Quando escapam dos tiros e são bem cuidadas, essas crianças podem surpreender, como o menino Augusto Melo, de Roraima, que com três anos de idade toca piano, sabe matemática, conhece os alfabetos russo e português.
Aliás, o fedelho se alfabetizou aos dois anos também em Inglês e já sabe muito de ciências.
Piás espertos como o Guto amazônico já estão na mira de países nos quais também as crianças rareiam, os jovens se perdem nas ilusões conspiratórias e se envenenam com porcarias de comer e beber.
Cerca de R$ 16 mil por mês
Chafurdando na gordura excessiva, na magreza repentina e na perda de imunidade, jovens frágeis não resistem às pragas que se espalham no ar, em fumaças, ventos e perdigotos desmascarados sem fim.
Cigarro faz mal aos pulmões de todas as idades e o Brasil queimando vai fazendo mal aos jovens que não aprenderam ou se esqueceram de que ler é interpretar o que é lido, analfabetismo funcional que os faz perder os melhores empregos.
De mãos dadas com a burrice, a morte: mais de 40 mil brasileiros que poderiam trabalhar são assassinados por ano, quase 30 mil morrem no trânsito, muitos em plena juventude.
Muitos jovens espertos que resistem e sobrevivem tentam fugir do país. O Serviço de Alfândega e Proteção das Fronteiras dos EUA prendeu mais de 22 mil brasileiros que tentaram entrar pela fronteira mexicana entre outubro de 2020 e maio de 2021.

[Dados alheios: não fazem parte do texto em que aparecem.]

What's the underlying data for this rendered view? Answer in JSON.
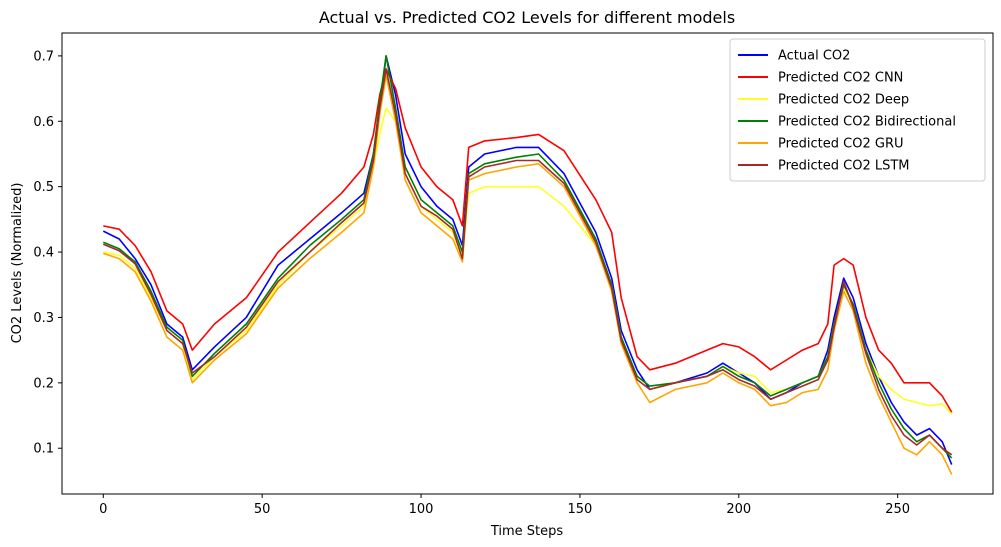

É como se fosse o município inteiro de Altônia tentando se encaixar por lá. Jovens, of course.
Os que ainda não partiram são alvejados por atraentes campanhas que oferecem vantagens para jovens inteligentes, caso da Alemanha. Até outubro, a Bolsa Chanceler Alemã para Futuros Líderes oferece custeio de estudo de até 2.750 euros mensais para jovens brasileiros.
Se conseguirem se vacinar para poder viajar, boa viagem.